Interestingly, we also tried the same test on LLVM 2.2, writing the program in LLVM IR, and the tail calls are handled flawlessly provided the fast calling convention is used. As we have shown before, LLVM also generates vastly faster code than Mono 2.2.


Mono 2.2 vs OCaml vs .NET vs LLVM vs JDK

Mono 2.2 was recently shipped and a new JIT code generator was the main selling point promoted by the Mono project because it provides the first significant performance improvement Mono has seen for many years. We used the F# version of the SciMark2 benchmark to benchmark this new version of Mono against Mono 2.0 and some competing VMs using their native SciMark2 implementations:

The composite results show that the new code generator in Mono is indeed substantially better at producing code that is 40% faster on average than the previous code generator from Mono 2.0 according to these results. However, Mono 2.2 is still a long way behind its competitors. Specifically, both LLVM and Sun's JVM are over 2.2× faster than the latest version of Mono.

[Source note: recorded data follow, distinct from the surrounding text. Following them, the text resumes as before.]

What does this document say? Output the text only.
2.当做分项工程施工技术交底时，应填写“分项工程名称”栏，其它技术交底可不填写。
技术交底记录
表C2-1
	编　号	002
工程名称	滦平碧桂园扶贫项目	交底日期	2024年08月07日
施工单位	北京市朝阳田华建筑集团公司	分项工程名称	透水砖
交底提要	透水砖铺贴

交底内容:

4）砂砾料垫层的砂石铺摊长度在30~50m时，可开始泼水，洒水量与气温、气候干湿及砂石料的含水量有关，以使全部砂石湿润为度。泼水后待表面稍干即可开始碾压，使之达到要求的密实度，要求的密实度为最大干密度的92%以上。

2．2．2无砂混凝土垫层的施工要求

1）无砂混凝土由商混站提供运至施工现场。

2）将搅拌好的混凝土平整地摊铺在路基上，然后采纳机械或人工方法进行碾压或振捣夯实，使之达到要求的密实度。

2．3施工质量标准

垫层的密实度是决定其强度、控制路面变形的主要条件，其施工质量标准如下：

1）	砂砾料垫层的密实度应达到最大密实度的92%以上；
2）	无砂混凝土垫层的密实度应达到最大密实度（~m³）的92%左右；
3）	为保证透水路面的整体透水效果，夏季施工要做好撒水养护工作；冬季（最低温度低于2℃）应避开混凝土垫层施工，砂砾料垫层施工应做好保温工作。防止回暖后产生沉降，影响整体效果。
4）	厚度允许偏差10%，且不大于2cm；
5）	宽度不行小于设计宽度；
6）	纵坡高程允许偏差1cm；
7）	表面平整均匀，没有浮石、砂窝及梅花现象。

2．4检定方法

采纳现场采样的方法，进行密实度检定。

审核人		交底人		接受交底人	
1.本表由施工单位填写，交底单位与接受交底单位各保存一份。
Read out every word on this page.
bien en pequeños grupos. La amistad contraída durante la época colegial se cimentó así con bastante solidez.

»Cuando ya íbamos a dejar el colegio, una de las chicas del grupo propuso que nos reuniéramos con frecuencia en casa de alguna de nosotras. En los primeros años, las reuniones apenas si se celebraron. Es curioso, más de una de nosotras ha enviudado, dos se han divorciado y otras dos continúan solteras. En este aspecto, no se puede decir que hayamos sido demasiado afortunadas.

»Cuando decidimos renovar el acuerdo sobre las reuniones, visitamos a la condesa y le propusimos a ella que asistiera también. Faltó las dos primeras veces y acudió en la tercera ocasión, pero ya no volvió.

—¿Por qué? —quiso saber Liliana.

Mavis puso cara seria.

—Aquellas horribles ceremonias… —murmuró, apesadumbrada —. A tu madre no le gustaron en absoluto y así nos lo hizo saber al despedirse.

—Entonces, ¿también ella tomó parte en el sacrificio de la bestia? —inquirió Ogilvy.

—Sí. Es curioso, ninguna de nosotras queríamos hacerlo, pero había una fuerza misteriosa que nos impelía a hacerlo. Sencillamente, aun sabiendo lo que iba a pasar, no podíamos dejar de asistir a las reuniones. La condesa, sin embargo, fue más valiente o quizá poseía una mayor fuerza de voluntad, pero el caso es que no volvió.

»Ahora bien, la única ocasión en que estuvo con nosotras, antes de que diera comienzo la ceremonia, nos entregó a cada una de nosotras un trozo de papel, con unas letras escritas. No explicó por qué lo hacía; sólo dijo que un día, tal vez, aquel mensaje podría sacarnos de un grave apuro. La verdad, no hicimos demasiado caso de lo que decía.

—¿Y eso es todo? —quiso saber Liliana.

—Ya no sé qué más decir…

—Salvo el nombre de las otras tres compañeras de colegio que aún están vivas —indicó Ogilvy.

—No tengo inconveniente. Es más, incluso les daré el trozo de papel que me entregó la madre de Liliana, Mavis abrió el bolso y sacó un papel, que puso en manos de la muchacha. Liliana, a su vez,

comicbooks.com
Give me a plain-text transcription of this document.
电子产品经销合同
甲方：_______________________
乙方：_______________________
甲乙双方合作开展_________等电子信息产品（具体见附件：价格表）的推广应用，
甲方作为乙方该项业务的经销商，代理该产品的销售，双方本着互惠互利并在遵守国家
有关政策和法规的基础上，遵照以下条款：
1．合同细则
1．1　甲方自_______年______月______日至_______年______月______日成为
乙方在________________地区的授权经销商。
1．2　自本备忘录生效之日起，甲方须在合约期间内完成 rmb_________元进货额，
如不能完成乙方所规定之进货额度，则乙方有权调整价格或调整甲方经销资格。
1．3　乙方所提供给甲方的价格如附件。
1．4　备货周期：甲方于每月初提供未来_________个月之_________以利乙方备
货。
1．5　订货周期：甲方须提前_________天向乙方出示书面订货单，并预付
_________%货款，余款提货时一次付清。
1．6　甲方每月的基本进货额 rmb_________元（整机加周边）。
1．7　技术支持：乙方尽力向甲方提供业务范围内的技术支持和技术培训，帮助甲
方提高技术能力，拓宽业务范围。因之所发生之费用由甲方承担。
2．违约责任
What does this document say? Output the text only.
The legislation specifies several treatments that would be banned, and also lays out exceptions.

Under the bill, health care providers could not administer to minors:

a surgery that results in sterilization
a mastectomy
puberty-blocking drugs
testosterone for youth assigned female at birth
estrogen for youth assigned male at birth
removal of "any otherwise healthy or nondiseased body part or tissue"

SciMark2 is composed of five different tests: Fast Fourier transform, successive over-relaxation, Monte Carlo, sparse matrix-vector multiply and LU matrix decomposition. We can get more detailed comparison of the VMs by looking at the individual scores on each of these five tests:

We can see immediately that the Monte Carlo test from the SciMark2 benchmark had anomalous results. Specifically, Mono 2.0 was 12× slower than LLVM and Mono 2.2 is now only 3× slower than LLVM. The Monte Carlo test is an int intensive random number generator.

These performance improvements in Mono are compelling but we are still deterred by some fundamental design flaws that undermine Mono's reliability.